Rédigé par leral.net le Jeudi 18 Septembre 2025 à 11:38 | | 0 commentaire(s)|

Traite des personnes et trafic de migrants : des crimes graves mais qui laissent peu de traces financières détectables, d’après le rapport 2024 de la CENTIF. L’an dernier, la Cellule n’a recensé que deux déclarations de soupçon liées à la traite des êtres humains et un cas supplémentaire combinant traite et trafic illicite de migrants. Des chiffres extrêmement bas, qui traduisent surtout la difficulté à repérer l’argent généré par ces activités inhumaines.

En effet, la traite des êtres humains (exploitation sexuelle, travail forcé, esclavage moderne…) fonctionne sur des réseaux très clandestins. Les trafiquants opèrent souvent en dehors des circuits officiels, utilisant du cash ou des mécanismes informels pour leurs transactions, de sorte que les revenus de ces crimes n’entrent presque jamais dans les banques traditionnelles. Par exemple, un réseau de prostitution forcée peut engranger beaucoup d’argent, mais celui-ci sera redistribué en espèces aux différents souteneurs ou blanchi via des commerces de proximité, plutôt que déposé directement sur un compte bancaire identifiable.

De même, le trafic de migrants – ces filières qui font payer cher le passage clandestin de frontières – manipule principalement du liquide. Les migrants paient comptant des passeurs et ces passeurs peuvent transférer leurs gains via des systèmes de transfert informels ou les stocker dans des biens faciles à cacher (or, devises, etc.). Là aussi, peu de chances que des déclarations bancaires classiques mentionnent “trafic de migrants”.

Le rapport de la CENTIF souligne cependant qu’un chiffre faible ne doit pas conduire à négliger ces phénomènes. Au contraire, ils figurent parmi les plus déstructurants socialement et l’absence de signaux financiers rend la lutte plus ardue. En 2024, le Sénégal a renforcé son cadre légal contre la traite et le trafic de migrants (rappelons que ce sont des infractions pénales lourdement sanctionnées par le Code pénal révisé). La CENTIF s’inscrit dans cet effort en développant des partenariats avec les agences de lutte contre la traite (Ministère de la Justice, Brigade des mœurs, Interpol, etc.), afin d’améliorer le partage d’informations.

Concrètement, cela peut passer par une meilleure formation des officiers de police judiciaire et des banquiers, pour reconnaître d’éventuels indices, même ténus : un compte bancaire alimenté par de multiples petits dépôts correspondant aux “frais” versés par des migrants, des locations d’hébergement payées en série par la même personne (signe possible d’un logeur de victimes), etc. La CENTIF se tient prête à analyser tout signal de ce type.

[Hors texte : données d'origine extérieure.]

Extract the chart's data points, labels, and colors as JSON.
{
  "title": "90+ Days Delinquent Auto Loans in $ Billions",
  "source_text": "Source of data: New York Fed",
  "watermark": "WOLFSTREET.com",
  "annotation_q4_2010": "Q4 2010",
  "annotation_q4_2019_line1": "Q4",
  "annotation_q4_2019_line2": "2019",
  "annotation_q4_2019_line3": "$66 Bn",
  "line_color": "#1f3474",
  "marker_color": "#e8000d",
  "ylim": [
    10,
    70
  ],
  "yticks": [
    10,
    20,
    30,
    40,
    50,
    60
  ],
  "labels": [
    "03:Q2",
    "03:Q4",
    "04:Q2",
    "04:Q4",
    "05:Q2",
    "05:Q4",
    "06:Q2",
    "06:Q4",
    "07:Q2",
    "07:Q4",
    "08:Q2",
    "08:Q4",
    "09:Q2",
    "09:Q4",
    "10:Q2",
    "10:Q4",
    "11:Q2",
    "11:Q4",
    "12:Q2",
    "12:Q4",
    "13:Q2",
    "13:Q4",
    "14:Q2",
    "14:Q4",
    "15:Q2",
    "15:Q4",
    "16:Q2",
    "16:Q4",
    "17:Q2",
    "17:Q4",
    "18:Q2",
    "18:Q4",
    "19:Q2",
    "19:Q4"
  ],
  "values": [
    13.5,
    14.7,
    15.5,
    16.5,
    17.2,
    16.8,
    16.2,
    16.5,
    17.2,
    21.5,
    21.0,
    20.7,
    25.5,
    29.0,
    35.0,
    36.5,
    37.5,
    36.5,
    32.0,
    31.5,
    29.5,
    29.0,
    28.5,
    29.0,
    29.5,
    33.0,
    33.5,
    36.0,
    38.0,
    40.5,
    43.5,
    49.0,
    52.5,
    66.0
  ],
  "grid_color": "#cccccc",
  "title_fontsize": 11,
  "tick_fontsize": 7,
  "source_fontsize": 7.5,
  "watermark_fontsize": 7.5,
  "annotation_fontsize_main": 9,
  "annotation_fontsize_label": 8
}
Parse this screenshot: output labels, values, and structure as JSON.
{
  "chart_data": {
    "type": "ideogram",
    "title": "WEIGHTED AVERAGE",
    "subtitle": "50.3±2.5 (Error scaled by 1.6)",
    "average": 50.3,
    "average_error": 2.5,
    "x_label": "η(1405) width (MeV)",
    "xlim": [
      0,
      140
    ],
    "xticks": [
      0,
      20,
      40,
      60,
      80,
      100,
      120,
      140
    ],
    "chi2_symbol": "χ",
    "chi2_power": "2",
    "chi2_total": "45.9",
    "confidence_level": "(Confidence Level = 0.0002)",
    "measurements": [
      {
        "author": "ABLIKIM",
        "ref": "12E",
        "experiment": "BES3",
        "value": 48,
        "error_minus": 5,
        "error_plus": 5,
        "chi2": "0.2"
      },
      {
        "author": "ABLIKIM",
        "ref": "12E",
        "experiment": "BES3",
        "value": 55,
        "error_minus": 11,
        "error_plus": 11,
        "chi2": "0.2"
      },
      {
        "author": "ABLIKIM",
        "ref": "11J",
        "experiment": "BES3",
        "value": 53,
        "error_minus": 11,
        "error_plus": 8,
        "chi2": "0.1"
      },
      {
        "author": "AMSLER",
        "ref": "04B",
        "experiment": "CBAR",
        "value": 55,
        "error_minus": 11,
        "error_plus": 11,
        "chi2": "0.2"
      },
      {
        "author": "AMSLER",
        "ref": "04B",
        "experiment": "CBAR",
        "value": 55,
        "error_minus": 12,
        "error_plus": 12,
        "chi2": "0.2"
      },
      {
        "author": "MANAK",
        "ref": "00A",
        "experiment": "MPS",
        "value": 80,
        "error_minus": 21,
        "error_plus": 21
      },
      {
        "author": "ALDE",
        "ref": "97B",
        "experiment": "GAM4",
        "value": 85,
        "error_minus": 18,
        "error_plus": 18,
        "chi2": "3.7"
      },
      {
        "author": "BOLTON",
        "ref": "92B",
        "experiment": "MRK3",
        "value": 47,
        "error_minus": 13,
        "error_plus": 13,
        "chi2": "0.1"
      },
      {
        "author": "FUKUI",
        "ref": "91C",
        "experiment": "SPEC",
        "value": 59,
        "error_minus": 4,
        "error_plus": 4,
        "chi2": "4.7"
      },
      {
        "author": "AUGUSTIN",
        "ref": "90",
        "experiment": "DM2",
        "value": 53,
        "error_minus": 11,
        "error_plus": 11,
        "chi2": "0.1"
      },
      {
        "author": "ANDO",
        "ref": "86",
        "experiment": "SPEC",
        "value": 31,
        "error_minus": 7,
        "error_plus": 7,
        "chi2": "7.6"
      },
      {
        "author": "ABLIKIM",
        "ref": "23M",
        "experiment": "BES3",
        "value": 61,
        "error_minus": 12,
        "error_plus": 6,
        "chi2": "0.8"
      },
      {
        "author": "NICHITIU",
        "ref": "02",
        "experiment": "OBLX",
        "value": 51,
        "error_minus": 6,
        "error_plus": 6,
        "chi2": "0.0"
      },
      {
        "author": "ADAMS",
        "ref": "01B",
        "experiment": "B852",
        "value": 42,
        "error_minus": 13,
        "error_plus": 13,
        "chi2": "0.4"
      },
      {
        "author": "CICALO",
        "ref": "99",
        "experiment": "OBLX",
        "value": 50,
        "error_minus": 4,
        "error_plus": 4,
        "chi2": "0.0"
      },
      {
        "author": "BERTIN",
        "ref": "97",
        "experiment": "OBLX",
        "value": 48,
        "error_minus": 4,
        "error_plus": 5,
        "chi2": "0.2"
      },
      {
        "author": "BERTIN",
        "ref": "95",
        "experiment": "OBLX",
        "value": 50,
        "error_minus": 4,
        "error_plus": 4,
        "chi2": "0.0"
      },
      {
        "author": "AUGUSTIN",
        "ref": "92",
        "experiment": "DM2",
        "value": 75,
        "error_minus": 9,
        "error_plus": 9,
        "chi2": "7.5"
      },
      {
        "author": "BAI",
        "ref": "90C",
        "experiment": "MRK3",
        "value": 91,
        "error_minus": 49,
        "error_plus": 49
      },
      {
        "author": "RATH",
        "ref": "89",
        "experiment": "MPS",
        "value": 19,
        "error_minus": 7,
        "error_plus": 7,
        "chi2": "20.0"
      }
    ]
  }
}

Le public a également un rôle à jouer : signaler aux autorités financières des transferts d’argent inhabituels vers des pays à risque (certains réseaux de traite envoient de l’argent vers l’étranger, vers leurs organisateurs) ou des flux importants entre individus sans raison apparente. Même si cela peut paraître anodin, chaque petit indice peut aider à remonter ces filières clandestines.

En résumé, bien que les traite des êtres humains et trafic de migrants soient faiblement représentés dans les statistiques de blanchiment, ils n’en sont pas moins présents. La CENTIF affirme sa détermination à travailler de concert avec les autres acteurs, pour faire émerger ces flux cachés et frapper ces criminels à l’endroit qui fait mal : leur argent.